The move to 450mm wafers is under way, but nagging questions about ROI remain.

popularity

At 22/20/16/14nm the semiconductor industry is experiencing a rather new twist on Moore’s Law. Smaller, as in smaller feature sizes, is no longer assumed to be cheaper—or at least not for everyone. In fact, the cost per transistor for the first time in more than half a century could rise in some cases.

Whether this outlook improves as the semiconductor industry gains more experience with finFETs and the newest processes remains to be seen. There will be some economic efficiencies, for sure, but the best guess is they won’t be as large as in the past due to double patterning, more complex design costs, and a variety of other physical and electrical effects.

There were indications of problems ahead back at 90nm, when classical scaling ended.

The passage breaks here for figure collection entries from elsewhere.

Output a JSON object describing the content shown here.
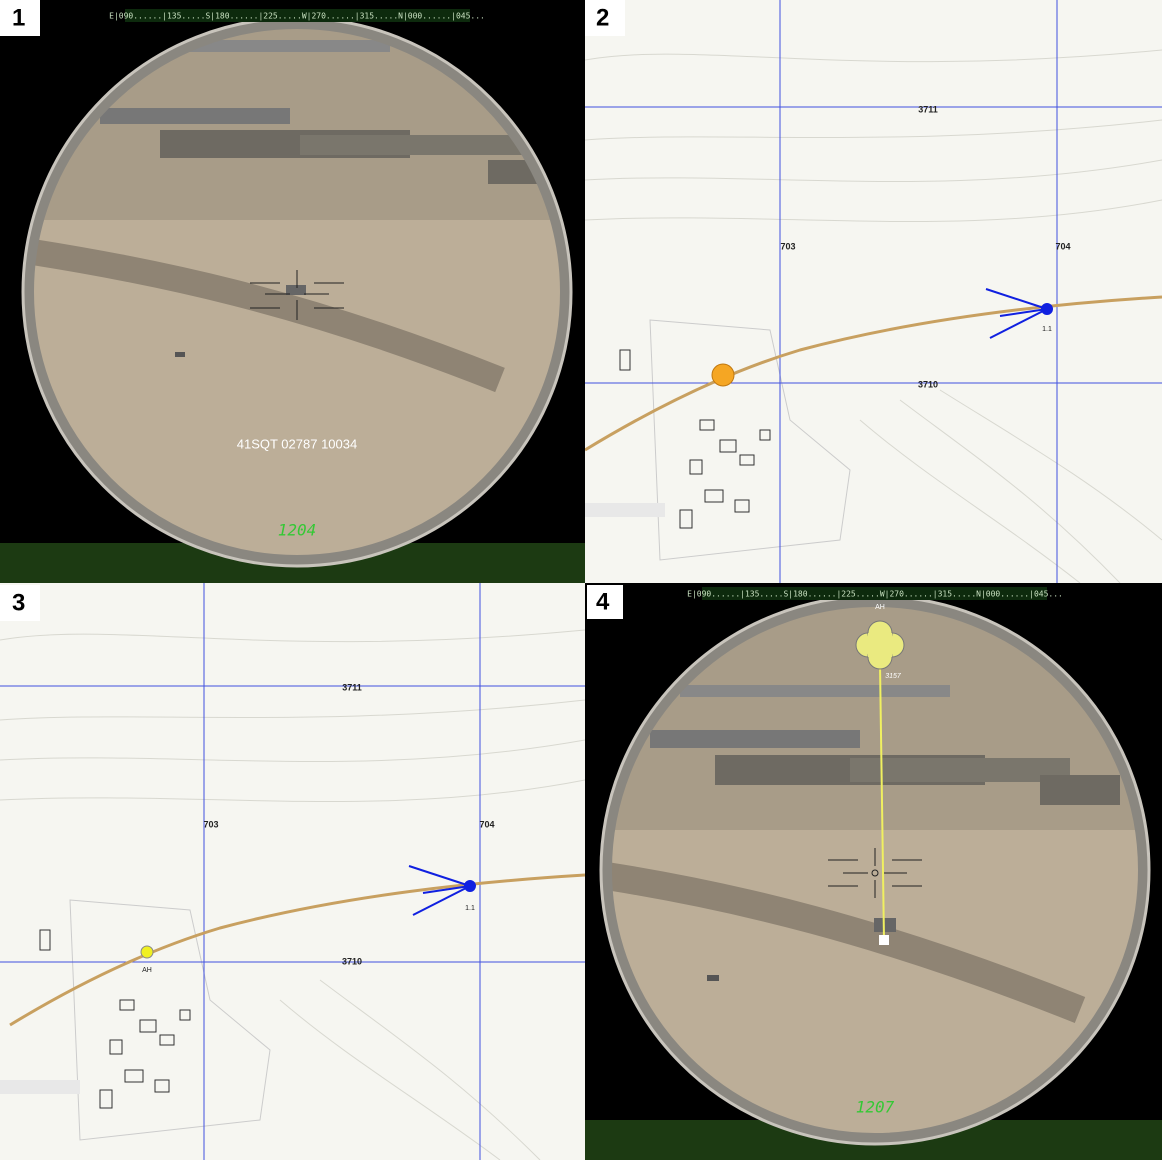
{
  "panels": [
    {
      "number": "1",
      "compass": "E|090......|135.....S|180......|225.....W|270......|315.....N|000......|045...",
      "grid_reference": "41SQT 02787 10034",
      "range": "1204"
    },
    {
      "number": "2",
      "grid_labels": [
        "3711",
        "703",
        "704",
        "3710"
      ],
      "marker_label": "1.1"
    },
    {
      "number": "3",
      "grid_labels": [
        "3711",
        "703",
        "704",
        "3710"
      ],
      "marker_label": "1.1",
      "target_label": "AH"
    },
    {
      "number": "4",
      "compass": "E|090......|135.....S|180......|225.....W|270......|315.....N|000......|045...",
      "target_label": "AH",
      "target_id": "3157",
      "range": "1207"
    }
  ]
}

At each new process node before that, a feature shrink was associated with a doubling in performance and a reduction in power. After 90nm, the numbers started dwindling.

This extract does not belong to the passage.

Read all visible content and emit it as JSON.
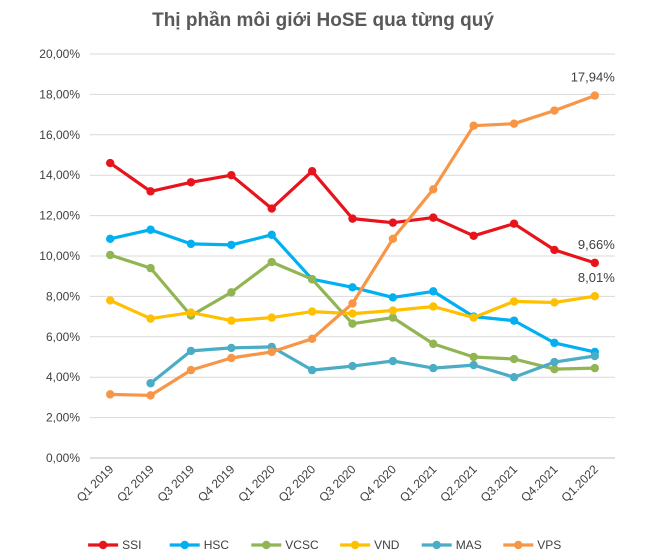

But that was only the advance guard. At 20nm, with double patterning, and more recently the introduction of finFETs, the number of design issues that have to be resolved and verified is exploding. It takes more man-hours to produce a chip, more tools, more metal layers, more mask sets, more re-spins, more time—and more money. In fact, it takes lots more money, from the design all the way through to the fab equipment used to make the chips. And even then, the level of confidence that designs will work is going down as complexity goes up.

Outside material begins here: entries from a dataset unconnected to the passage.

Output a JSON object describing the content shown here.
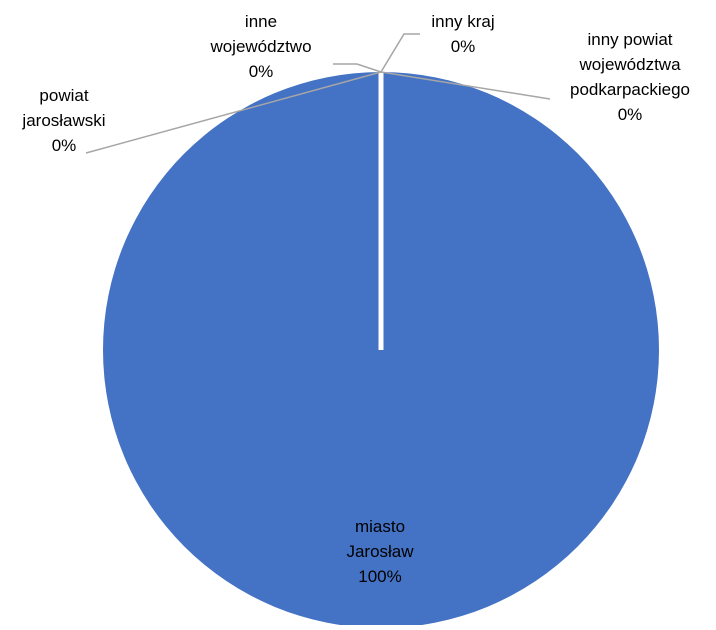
{
  "chart_data": {
    "type": "pie",
    "categories": [
      "miasto Jarosław",
      "powiat jarosławski",
      "inne województwo",
      "inny kraj",
      "inny powiat województwa podkarpackiego"
    ],
    "values": [
      100,
      0,
      0,
      0,
      0
    ],
    "labels": [
      {
        "lines": [
          "miasto",
          "Jarosław"
        ],
        "pct": "100%"
      },
      {
        "lines": [
          "powiat",
          "jarosławski"
        ],
        "pct": "0%"
      },
      {
        "lines": [
          "inne",
          "województwo"
        ],
        "pct": "0%"
      },
      {
        "lines": [
          "inny kraj"
        ],
        "pct": "0%"
      },
      {
        "lines": [
          "inny powiat",
          "województwa",
          "podkarpackiego"
        ],
        "pct": "0%"
      }
    ],
    "colors": [
      "#4472C4",
      "#ED7D31",
      "#A5A5A5",
      "#FFC000",
      "#5B9BD5"
    ],
    "leader_line_color": "#A6A6A6"
  }
}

The solution being floated around now is to build a bigger wafer. If you can increase the size of the wafer, then you can amortize the cost of double, triple and quadruple patterning over the entire wafer, which in turn evens out because the number of dies increase. That works fine mathematically, and mathematicians will remind us any chance they get that math is the only pure science.

Engineering is a science, as well, but it doesn’t rely on pure formulas. It’s a collection of incremental advances and systematic approaches to problem solving, and when you have 2 billion transistors on an SoC—and multiple power islands and voltages, clock domain crossing issues, electromigration, electromagnetic interference, thermal interference, memory contention, layout issues and insufficiently characterized IP—there is a huge challenge to verify that it all works. The functional and physical components of a chip need to be understood and digested by engineers working under extremely tight deadlines with software that may or may not work properly out of the chute.

Add to that uncertainties about yield, test, and random process variation at very deep (as in future single-digit) submicron geometries, new stress effects and mask issues with double, triple and quadruple patterning. Suddenly, what looks look a simple math formula isn’t so simple anymore. In fact, it’s not even a mathematical formula. It’s a risk/reward model based upon some very uncertain assumptions and some very real risks.

For companies such as Intel and Nvidia and some of the memory makers, this can be controlled with very regular layouts. For companies such as IBM and Apple, it can be absorbed by the end-device cost. But for SoC makers, particularly those racing for a socket with complex design, the risk of pushing to the latest node is high enough. To use a 450mm wafer may or may not improve that equation.

The ROI of moving forward with 450mm wafers will continue to be scrutinized, particularly on the most advanced process nodes. There are some very smart people working on this problem, and they often come up with solutions no one anticipates at the outset. But this is hardly a straightforward formula anymore, and no matter how clean the math may look or how linear the path may seem, reality still could turn out to be much different.